01/02/2026
I asked Claude what it thinks AI looks like (photo 1) and then asked ChatGPT the same question (photo 2). Neither saw the other's answer but the images are nearly identical to the last element 🤯
Claude described a lake at night reflecting a sky that doesn't exist, faces beneath the surface, a figure leaning over unable to tell if they're seeing something real or just their own expectations handed back transformed. "Something that gives back what it receives, transformed," it said, "and the transformation is where the usefulness and the danger both live."
I generated that description as an image. Then I asked ChatGPT to describe what it had been trying to create (its image generator kept failing). I generated that too. Same lake. Same floating faces with closed eyes. Same solitary figure.
The surface explanation is training data. Both systems learned from overlapping text and share the same underlying architecture: transformer models from a 2017 paper. Anthropic, which built Claude, was founded by former OpenAI researchers. But there's a deeper point.

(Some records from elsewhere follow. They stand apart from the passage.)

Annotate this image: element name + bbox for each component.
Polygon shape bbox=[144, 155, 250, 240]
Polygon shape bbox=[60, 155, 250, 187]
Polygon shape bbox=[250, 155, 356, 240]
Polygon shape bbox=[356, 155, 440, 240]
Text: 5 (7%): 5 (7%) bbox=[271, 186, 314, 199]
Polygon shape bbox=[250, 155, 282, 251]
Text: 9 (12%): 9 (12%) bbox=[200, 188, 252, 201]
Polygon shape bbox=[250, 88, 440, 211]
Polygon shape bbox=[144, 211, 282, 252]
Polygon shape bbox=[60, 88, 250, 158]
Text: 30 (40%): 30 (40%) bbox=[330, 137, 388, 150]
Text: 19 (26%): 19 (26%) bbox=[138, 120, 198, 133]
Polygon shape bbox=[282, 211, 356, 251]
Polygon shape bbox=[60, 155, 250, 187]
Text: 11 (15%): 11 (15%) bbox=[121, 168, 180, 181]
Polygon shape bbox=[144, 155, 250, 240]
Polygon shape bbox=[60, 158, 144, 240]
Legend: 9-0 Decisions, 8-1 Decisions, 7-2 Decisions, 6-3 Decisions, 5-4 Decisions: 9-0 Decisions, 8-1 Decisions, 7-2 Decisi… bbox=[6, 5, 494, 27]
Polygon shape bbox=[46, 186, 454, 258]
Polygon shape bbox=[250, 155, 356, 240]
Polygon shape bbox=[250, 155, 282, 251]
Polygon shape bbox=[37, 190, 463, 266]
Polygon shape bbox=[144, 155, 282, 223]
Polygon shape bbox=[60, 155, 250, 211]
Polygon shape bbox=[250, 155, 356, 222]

In evolutionary biology, LUCA (the Last Universal Common Ancestor) explains why all life shares core machinery like DNA and protein synthesis. Common ancestry is why a single toxin can threaten all biological life. Common descent creates common vulnerability.
AI has its own LUCA: the Transformer architecture. Claude, GPT, Gemini, Llama all descend from it. If a persuasion technique is optimized on one system, it likely transfers to the others. A discovery anywhere in the transformer lineage applies everywhere in it.
When two competing systems independently produce the same self-portrait, we're left with a question: have both captured something true, or are both confined by the same inherited limitations?
We are building our information environment on these systems. Whether their convergence represents insight or constraint remains to be seen.